- The paper introduces SESAME, a novel generator-discriminator architecture leveraging GANs with a SPADE-integrated generator and a two-stream discriminator for advanced semantic image editing.
- Experiments demonstrate SESAME achieves state-of-the-art results in object addition/removal and layout-to-image generation across diverse datasets, showing improved realism and semantic alignment.
- SESAME enables efficient semantic image manipulation with reduced data needs, providing significant implications for applications in media and industry and paving the way for future context-aware synthesis.
Semantic Editing of Scenes by Adding, Manipulating or Erasing Objects (SESAME)
The paper introduces SESAME, an advanced architecture for semantic image editing tasks, utilizing a generator-discriminator framework. The primary innovation within SESAME lies in its ability to effectively perform complex semantic editing operations, such as adding, manipulating, or erasing objects in images without the need for comprehensive semantic information about the entire image.
Technical Overview
SESAME proposes a novel methodology to overcome the deficiencies of existing image editing techniques. Current methods often require extensive semantic data or are limited to single-type operations.
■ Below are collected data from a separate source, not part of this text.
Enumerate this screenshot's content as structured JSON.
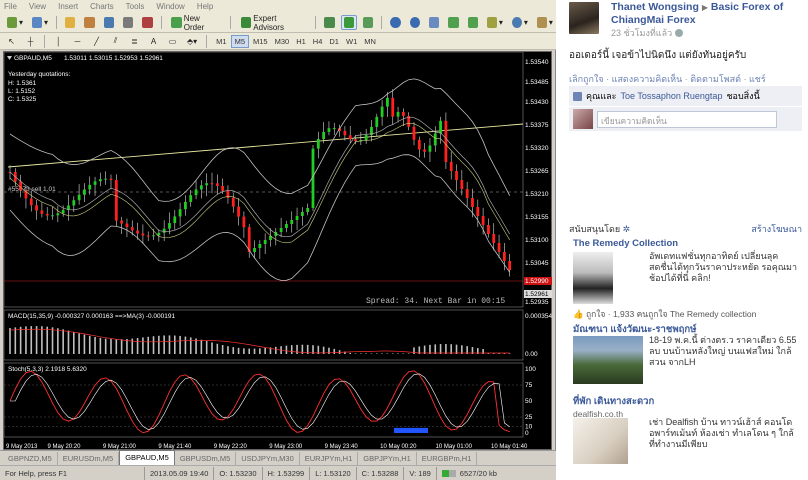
{
  "mt4": {
    "menu": [
      "File",
      "View",
      "Insert",
      "Charts",
      "Tools",
      "Window",
      "Help"
    ],
    "toolbar": {
      "new_order": "New Order",
      "expert_advisors": "Expert Advisors"
    },
    "timeframes": [
      "M1",
      "M5",
      "M15",
      "M30",
      "H1",
      "H4",
      "D1",
      "W1",
      "MN"
    ],
    "active_timeframe": "M5",
    "chart": {
      "symbol_label": "GBPAUD,M5",
      "ohlc_header": "1.53011 1.53015 1.52953 1.52961",
      "yesterday_title": "Yesterday quotations:",
      "yesterday": [
        "H: 1.5361",
        "L: 1.5152",
        "C: 1.5325"
      ],
      "spread_text": "Spread: 34. Next Bar in 00:15",
      "hline_label": "#55073 sell 1.01",
      "price_ticks": [
        "1.53540",
        "1.53485",
        "1.53430",
        "1.53375",
        "1.53320",
        "1.53265",
        "1.53210",
        "1.53155",
        "1.53100",
        "1.53045",
        "1.52990",
        "1.52961",
        "1.52935"
      ],
      "current_price": "1.52990",
      "bid_price": "1.52961",
      "macd_label": "MACD(15,35,9) -0.000327 0.000163 ==>MA(3) -0.000191",
      "macd_ticks": [
        "0.000354",
        "0.00"
      ],
      "stoch_label": "Stoch(5,3,3) 2.1918 5.6320",
      "stoch_ticks": [
        "100",
        "75",
        "50",
        "25",
        "10",
        "0"
      ],
      "time_ticks": [
        "9 May 2013",
        "9 May 20:20",
        "9 May 21:00",
        "9 May 21:40",
        "9 May 22:20",
        "9 May 23:00",
        "9 May 23:40",
        "10 May 00:20",
        "10 May 01:00",
        "10 May 01:40"
      ],
      "colors": {
        "bull": "#22cc22",
        "bear": "#ff2020",
        "bands": "#c0c0c0",
        "trend": "#e8e8a0",
        "stoch_main": "#ff3030",
        "stoch_signal": "#ffffff",
        "macd_hist": "#c0c0c0",
        "grid": "#444444"
      }
    },
    "tabs": [
      "GBPNZD,M5",
      "EURUSDm,M5",
      "GBPAUD,M5",
      "GBPUSDm,M5",
      "USDJPYm,M30",
      "EURJPYm,H1",
      "GBPJPYm,H1",
      "EURGBPm,H1"
    ],
    "active_tab": "GBPAUD,M5",
    "status": [
      "For Help, press F1",
      "2013.05.09 19:40",
      "O: 1.53230",
      "H: 1.53299",
      "L: 1.53120",
      "C: 1.53288",
      "V: 189",
      "6527/20 kb"
    ]
  },
  "facebook": {
    "author": "Thanet Wongsing",
    "page": "Basic Forex of ChiangMai Forex",
    "time": "23 ชั่วโมงที่แล้ว",
    "message": "ออเดอร์นี้ เจอข้าไปนิดนึง แต่ยังทันอยู่ครับ",
    "actions": [
      "เลิกถูกใจ",
      "แสดงความคิดเห็น",
      "ติดตามโพสต์",
      "แชร์"
    ],
    "likes_prefix": "คุณและ",
    "likes_name": "Toe Tossaphon Ruengtap",
    "likes_suffix": "ชอบสิ่งนี้",
    "comment_placeholder": "เขียนความคิดเห็น",
    "ads_heading": "สนับสนุนโดย",
    "ads_create": "สร้างโฆษณา",
    "ads": [
      {
        "title": "The Remedy Collection",
        "text": "อัพเดทแฟชั่นทุกอาทิตย์ เปลี่ยนลุคสดชื่นได้ทุกวันราคาประหยัด รอคุณมาช้อปได้ที่นี่ คลิก!",
        "like": "ถูกใจ · 1,933 คนถูกใจ The Remedy collection"
      },
      {
        "title": "มัณฑนา แจ้งวัฒนะ-ราชพฤกษ์",
        "text": "18-19 พ.ค.นี้ ต่างตร.ว ราคาเดียว 6.55 ลบ บนบ้านหลังใหญ่ บนแฟสใหม่ ใกล้สวน จากLH"
      },
      {
        "title": "ที่พัก เดินทางสะดวก",
        "sub": "dealfish.co.th",
        "text": "เช่า Dealfish บ้าน ทาวน์เฮ้าส์ คอนโด อพาร์ทเม้นท์ ห้องเช่า ทำเลโดน ๆ ใกล้ที่ทำงานมีเพียบ"
      }
    ]
  }
}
SESAME leverages Generative Adversarial Networks (GANs) to enhance the versatility and effectiveness in semantic image manipulation.
The generator follows an encoder-decoder architecture with the integration of Spatially Adaptive Denoising (SPADE) layers in the decoder. It allows the generator to manage image contexts from the semantic labels provided for specific regions, improving coherence and fidelity in the generated images.
In contrast, the SESAME discriminator employs a two-stream approach for processing image semantics separately from the image data itself. This configuration enhances the discriminator's ability to assess realism and consistency of semantic alignment within the edits, contrary to methods using a concatenated input strategy for semantic labels and image.
Experimental Validation
Through a series of experiments, SESAME exhibits state-of-the-art performance on tasks of semantic image manipulation and layout-to-image generation. Validation on diverse datasets—Cityscapes and ADE20K—demonstrates SESAME's superior capability in generating high-quality edits across varied contexts.
- Object Addition and Removal: SESAME surpasses previous models in both content addition and removal tasks as evidenced by superior mIoU scores and reduced FID, indicating better alignment with ground truth semantics and enhanced image realism.
- Free-form Semantic Editing: SESAME provides an interface allowing users to selectively paint semantic labels over images for editing, offering unprecedented control over image modifications.
- Layout-to-Image Generation: By employing the SESAME discriminator alongside established SPADE generator settings, significant improvements in generating realistic images from semantic outlines were observed.
Implications and Future Directions
The introduction of SESAME into semantic editing holds substantial implications for applications ranging from media production to industrial imaging, where precise image manipulation is critical. By enabling operations under semantic constraints, SESAME simplifies workflows and reduces the requirements for semantic data collection, thus, advancing the utility and integration of AI in image editing domains.
Potential future research could explore expanding SESAME's application to different conditional generation scenarios, such as integrating scene graphs alongside the semantic layouts. Such developments could further bridge gaps in interactive and context-aware image synthesis technologies.
SESAME represents a significant step forward in semantic image editing, providing methods that highlight efficiency and flexibility. Its contributions pave the way for more refined and comprehensive approaches to automated image manipulation within computer vision research.